Image: Microsoft
Today, Microsoft begins integrating AI art into its AI-powered Bing Chat chatbot with Bing Image Creator…and it’s surprisingly good.
Microsoft began previewing Image Creator last fall in select markets, and its generative AI art later became the foundation for Microsoft Designer, the excellent design application that also uses AI art to help create templates, flyers, and simple greeting cards. Today, Bing Image Creator will begin integrating with Bing Chat’s textual chatbot, but also generate images at its own site, Bing.com/create .
Put another way, that means that you’ll be able to ask Bing’s chatbot to create your own images from an integrated text prompt within Bing Chat, or else use the dedicated site. There’s a third option, too: Use the new Edge Copilot sidebar within Microsoft Edge, which has been used for textual generation via AI. Microsoft now says that you’ll see a small image icon within the sidebar—or you will, when it rolls out. Image generation will be integrated within preview versions of Microsoft Edge, the company said in a blog post.
Though PCWorld has access to Bing Chat, image generation doesn’t seem to be part of the chatbot’s capabilities at the moment. That’s coming shortly, however: “Bing Image Creator integrated into Bing Chat will begin to roll out to Bing preview users on both desktop and mobile starting today,” Microsoft said.
Bing Image Creator is what you should be interested in, and for good reason. Here’s how Bing Image Creator works.
How to use Bing Image Creator
Bing Image Creator is well-designed, if basic. You’ll need a Microsoft account to log in.
Bing Image Creator works like other AI image-generation algorithms: Type in a prompt, and Bing’s AI will generate for you. Microsoft is using Dall-E 2’s AI model, as the company said last year, which goes far beyond the original Dall-E, which you can use and compare for free.
Bing Image Creator powered by Dall-E 2 is very, very good. Images are detailed, and the prompts are responsive; images take about 15 seconds or so to generate. (You’ll still see some of the traditional problems with AI art, however, such as issues rendering fingers and hands. Each time you enter a prompt, you’ll receive four 1024×1024 square images. Right now, however, there are no advanced options: You can’t specify the dimensions of the image, and there are no options to tweak, such as how closely the images will match your prompt. Inpainting, where you can adjust portions of the image, aren’t there either, though you could import the image into another service for that task.
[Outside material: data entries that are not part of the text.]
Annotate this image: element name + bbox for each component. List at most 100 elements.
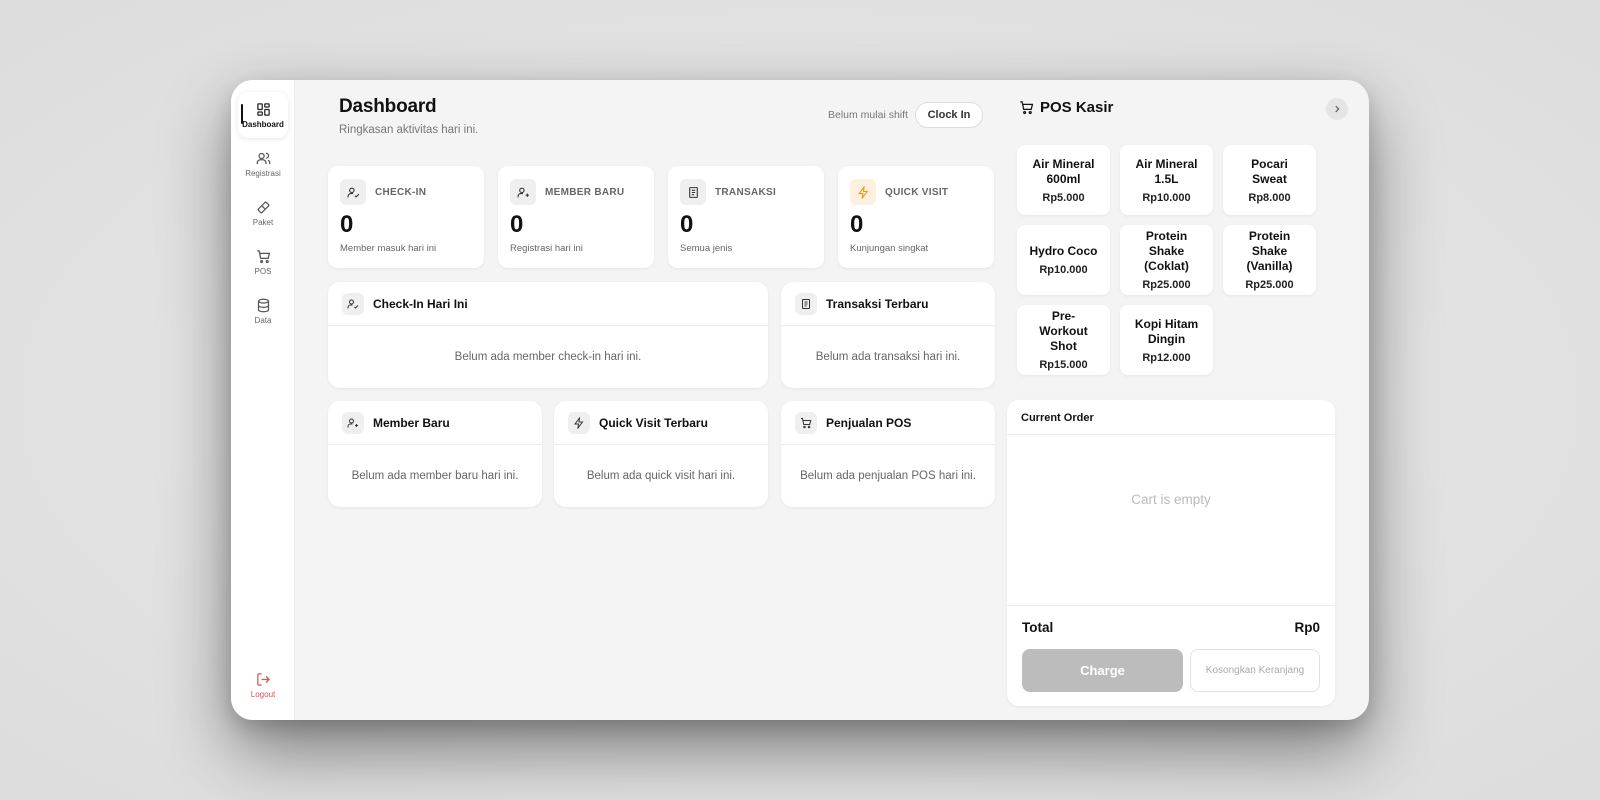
clear-cart-button[interactable]: Kosongkan Keranjang [1190,649,1320,692]
product-item[interactable]: Kopi Hitam Dingin Rp12.000 [1120,305,1213,375]
sidebar-item-label: POS [254,266,272,276]
sidebar-item-paket[interactable]: Paket [238,190,288,236]
product-item[interactable]: Pre-Workout Shot Rp15.000 [1017,305,1110,375]
product-price: Rp25.000 [1245,279,1294,291]
sidebar-item-label: Data [254,315,272,325]
logout-button[interactable]: Logout [238,662,288,708]
logout-icon [256,672,270,686]
user-check-icon [340,179,366,205]
product-name: Pre-Workout Shot [1039,309,1088,353]
product-price: Rp10.000 [1039,264,1088,276]
product-item[interactable]: Air Mineral 1.5L Rp10.000 [1120,145,1213,215]
product-item[interactable]: Hydro Coco Rp10.000 [1017,225,1110,295]
app-window: Dashboard Registrasi Paket POS Data Logo… [231,80,1369,720]
sidebar-item-label: Paket [252,217,274,227]
stat-card-checkin: CHECK-IN 0 Member masuk hari ini [328,166,484,268]
lightning-icon [568,411,590,434]
stat-label: QUICK VISIT [885,187,949,198]
cart-icon [1020,101,1034,115]
receipt-icon [795,292,817,315]
pos-title-text: POS Kasir [1040,99,1114,116]
card-quick-visit: Quick Visit Terbaru Belum ada quick visi… [554,401,768,507]
product-price: Rp12.000 [1142,351,1191,364]
product-price: Rp8.000 [1248,191,1291,204]
product-name: Protein Shake (Vanilla) [1246,229,1293,273]
empty-message: Belum ada quick visit hari ini. [586,470,736,482]
product-item[interactable]: Air Mineral 600ml Rp5.000 [1017,145,1110,215]
stat-label: MEMBER BARU [545,187,625,198]
empty-message: Belum ada member check-in hari ini. [454,351,642,363]
cart-icon [256,249,270,263]
total-label: Total [1022,620,1054,635]
stat-value: 0 [510,211,524,238]
logout-label: Logout [250,689,276,699]
card-transaksi-terbaru: Transaksi Terbaru Belum ada transaksi ha… [781,282,995,388]
product-name: Air Mineral 600ml [1032,156,1095,186]
user-check-icon [342,292,364,315]
stat-card-member-baru: MEMBER BARU 0 Registrasi hari ini [498,166,654,268]
main-content: Dashboard Ringkasan aktivitas hari ini. … [295,80,995,720]
page-subtitle: Ringkasan aktivitas hari ini. [339,124,479,136]
stat-value: 0 [680,211,694,238]
ticket-icon [257,201,269,213]
empty-message: Belum ada transaksi hari ini. [815,351,961,363]
cart-empty-message: Cart is empty [1131,492,1211,507]
empty-message: Belum ada member baru hari ini. [351,470,519,482]
collapse-panel-button[interactable] [1326,98,1348,120]
database-icon [257,298,269,312]
stat-subtext: Registrasi hari ini [510,243,583,254]
sidebar-item-registrasi[interactable]: Registrasi [238,141,288,187]
stat-subtext: Member masuk hari ini [340,243,437,254]
product-name: Hydro Coco [1029,244,1098,258]
card-title: Member Baru [373,415,450,430]
card-title: Quick Visit Terbaru [599,415,708,430]
order-title: Current Order [1021,412,1094,424]
product-item[interactable]: Protein Shake (Vanilla) Rp25.000 [1223,225,1316,295]
product-price: Rp15.000 [1039,359,1088,371]
user-plus-icon [342,411,364,434]
pos-panel: POS Kasir Air Mineral 600ml Rp5.000 Air … [995,80,1369,720]
card-member-baru: Member Baru Belum ada member baru hari i… [328,401,542,507]
stat-value: 0 [850,211,864,238]
lightning-icon [850,179,876,205]
divider [1007,434,1335,435]
stat-subtext: Semua jenis [680,243,733,254]
user-plus-icon [510,179,536,205]
users-icon [256,152,270,164]
clock-in-button[interactable]: Clock In [915,102,983,128]
current-order-panel: Current Order Cart is empty Total Rp0 Ch… [1007,400,1335,706]
card-title: Transaksi Terbaru [826,296,929,311]
divider [1007,605,1335,606]
shift-status: Belum mulai shift [828,109,908,121]
product-item[interactable]: Protein Shake (Coklat) Rp25.000 [1120,225,1213,295]
dashboard-icon [256,102,270,116]
stat-label: CHECK-IN [375,187,427,198]
stat-subtext: Kunjungan singkat [850,243,929,254]
pos-title: POS Kasir [1019,99,1113,116]
product-name: Protein Shake (Coklat) [1144,229,1189,273]
stat-label: TRANSAKSI [715,187,777,198]
sidebar: Dashboard Registrasi Paket POS Data Logo… [231,80,295,720]
stat-value: 0 [340,211,354,238]
product-name: Kopi Hitam Dingin [1134,316,1199,346]
sidebar-item-label: Registrasi [245,168,281,178]
stat-card-quick-visit: QUICK VISIT 0 Kunjungan singkat [838,166,994,268]
card-checkin-today: Check-In Hari Ini Belum ada member check… [328,282,768,388]
card-penjualan-pos: Penjualan POS Belum ada penjualan POS ha… [781,401,995,507]
sidebar-item-data[interactable]: Data [238,288,288,334]
sidebar-item-pos[interactable]: POS [238,239,288,285]
chevron-right-icon [1335,105,1340,113]
product-price: Rp10.000 [1142,191,1191,204]
receipt-icon [680,179,706,205]
charge-button[interactable]: Charge [1022,649,1183,692]
page-title: Dashboard [339,96,437,117]
product-name: Pocari Sweat [1251,156,1288,186]
card-title: Penjualan POS [826,415,912,430]
product-name: Air Mineral 1.5L [1135,156,1198,186]
cart-icon [795,411,817,434]
empty-message: Belum ada penjualan POS hari ini. [800,470,976,482]
stat-card-transaksi: TRANSAKSI 0 Semua jenis [668,166,824,268]
product-price: Rp5.000 [1042,191,1085,204]
sidebar-item-dashboard[interactable]: Dashboard [238,92,288,138]
product-item[interactable]: Pocari Sweat Rp8.000 [1223,145,1316,215]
Microsoft hasn’t addressed the issue of copyright. Instead, it dances around it by adding a small watermark to the corner of each generated image.
At press time, Bing Image Creator gives you 25 image “boosts,” which appears to be Microsoft’s version of the “fast” image creation used by sites like Midjourney. While Microsoft seems to be offering unlimited image generation, once your boosts expire, the time to generate an image will be slower. It’s not clear right now how quickly boosts regenerate, or if they do; other sites offer the ability to “rank” images for quality.
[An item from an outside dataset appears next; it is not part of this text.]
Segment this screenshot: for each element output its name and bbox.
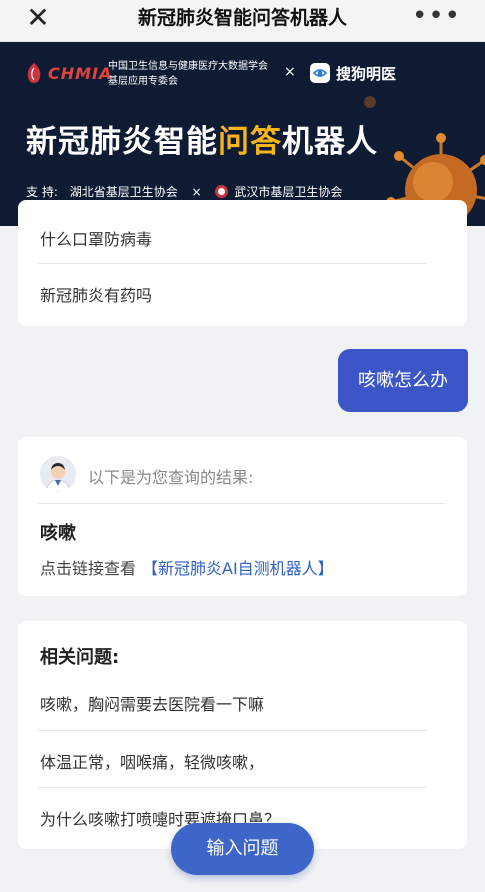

What happens if you run out of Bing Image Creator boosts? Microsoft will use Microsoft Rewards as a carrot, essentially “paying” you to use Microsoft’s services. Microsoft Rewards is a handy way to earn credits for Microsoft’s Game Pass Ultimate, for example. “If you run out of boosts, you have the option to use Microsoft Rewards to redeem for additional boosts and enjoy faster processing times,” Microsoft says.
Microsoft
We haven’t had a chance to test out Bing Image Creator within Bing Chat, but remember that you can combine the two: You could always ask Bing Chat for an interesting prompt, and it will make its own suggestions. You’ll find it first within Bing Chat’s Creative mode, the company says, then later in the other modes as well.
Microsoft has put content controls in place “to limit the generation of harmful or unsafe images,” the company says. If you prompt an “unsafe” image, Bing Image Creator will shut the prompt down and refer you its content policy, and warn that repeated violations could cut you off entirely. (When we tried a prompt that asked for an image of “Donald Trump and Matt Damon playing tennis,” the prompt was flagged.)
Microsoft
Given that Microsoft has frequently updated Bing Chat, we’d expect the Bing Image Creator experience to evolve and receive updates.
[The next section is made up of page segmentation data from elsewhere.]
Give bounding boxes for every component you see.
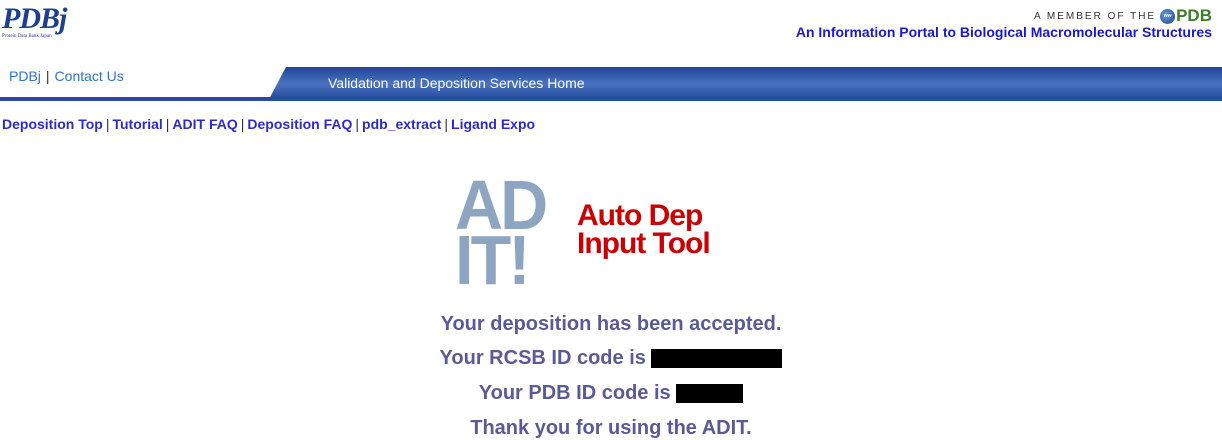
logo-subtext: Protein Data Bank Japan: [2, 34, 52, 39]
sublink-separator: |: [355, 116, 360, 132]
sublink-deposition-top[interactable]: Deposition Top: [2, 116, 103, 132]
wwpdb-logo: ww PDB: [1160, 6, 1212, 26]
sublink-separator: |: [165, 116, 170, 132]
rcsb-id-label: Your RCSB ID code is: [439, 347, 646, 369]
thank-you-message: Thank you for using the ADIT.: [470, 417, 752, 439]
deposition-sub-nav: Deposition Top | Tutorial | ADIT FAQ | Deposit…: [2, 116, 535, 132]
nav-separator: |: [45, 68, 50, 84]
sublink-adit-faq[interactable]: ADIT FAQ: [172, 116, 237, 132]
sublink-deposition-faq[interactable]: Deposition FAQ: [247, 116, 352, 132]
deposition-accepted-message: Your deposition has been accepted.: [440, 313, 782, 335]
pdb-id-label: Your PDB ID code is: [478, 382, 671, 404]
wwpdb-logo-text: PDB: [1176, 6, 1212, 25]
sublink-separator: |: [105, 116, 110, 132]
adit-logo-tagline: Auto Dep Input Tool: [577, 199, 711, 260]
top-nav-links: PDBj | Contact Us: [9, 68, 124, 84]
nav-bar-title-link[interactable]: Validation and Deposition Services Home: [328, 75, 585, 91]
sublink-separator: |: [444, 116, 449, 132]
pdb-id-line: Your PDB ID code is: [0, 382, 1222, 405]
member-prefix: A MEMBER OF THE: [1034, 10, 1157, 22]
pdbj-logo[interactable]: PDBj Protein Data Bank Japan: [2, 4, 92, 40]
logo-text: PDBj: [2, 2, 67, 35]
sublink-tutorial[interactable]: Tutorial: [112, 116, 162, 132]
nav-link-pdbj[interactable]: PDBj: [9, 68, 41, 84]
sublink-pdb-extract[interactable]: pdb_extract: [362, 116, 441, 132]
adit-logo-tagline-line2: Input Tool: [577, 227, 711, 260]
sublink-separator: |: [240, 116, 245, 132]
rcsb-id-redacted: [651, 349, 783, 369]
wwpdb-globe-icon: ww: [1160, 8, 1176, 24]
adit-logo: AD IT! Auto Dep Input Tool: [455, 170, 735, 295]
nav-link-contact-us[interactable]: Contact Us: [55, 68, 124, 84]
adit-logo-tagline-line1: Auto Dep: [577, 199, 703, 232]
rcsb-id-line: Your RCSB ID code is: [0, 347, 1222, 370]
nav-bar-underline: [0, 97, 1222, 101]
pdb-id-redacted: [676, 384, 744, 404]
portal-tagline: An Information Portal to Biological Macr…: [795, 24, 1212, 40]
sublink-ligand-expo[interactable]: Ligand Expo: [451, 116, 535, 132]
adit-logo-letters: AD IT!: [455, 170, 548, 295]
wwpdb-member-badge[interactable]: A MEMBER OF THE ww PDB: [1034, 6, 1212, 26]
Finally, Microsoft is also enhancing the basic search experience with what it calls Knowledge Cards 2.0 and Visual Stories, which are AI-powered summaries of your search topic. Basically, Bing Search now offers several ways of learning more about your search topic: traditional search results, a Chat summary of what it finds, as well as Knowledge Cards and Visual Stories, which will sum up information in infographics. Google’s Bard AI search, which entered waitlist status today, clearly has some work to do.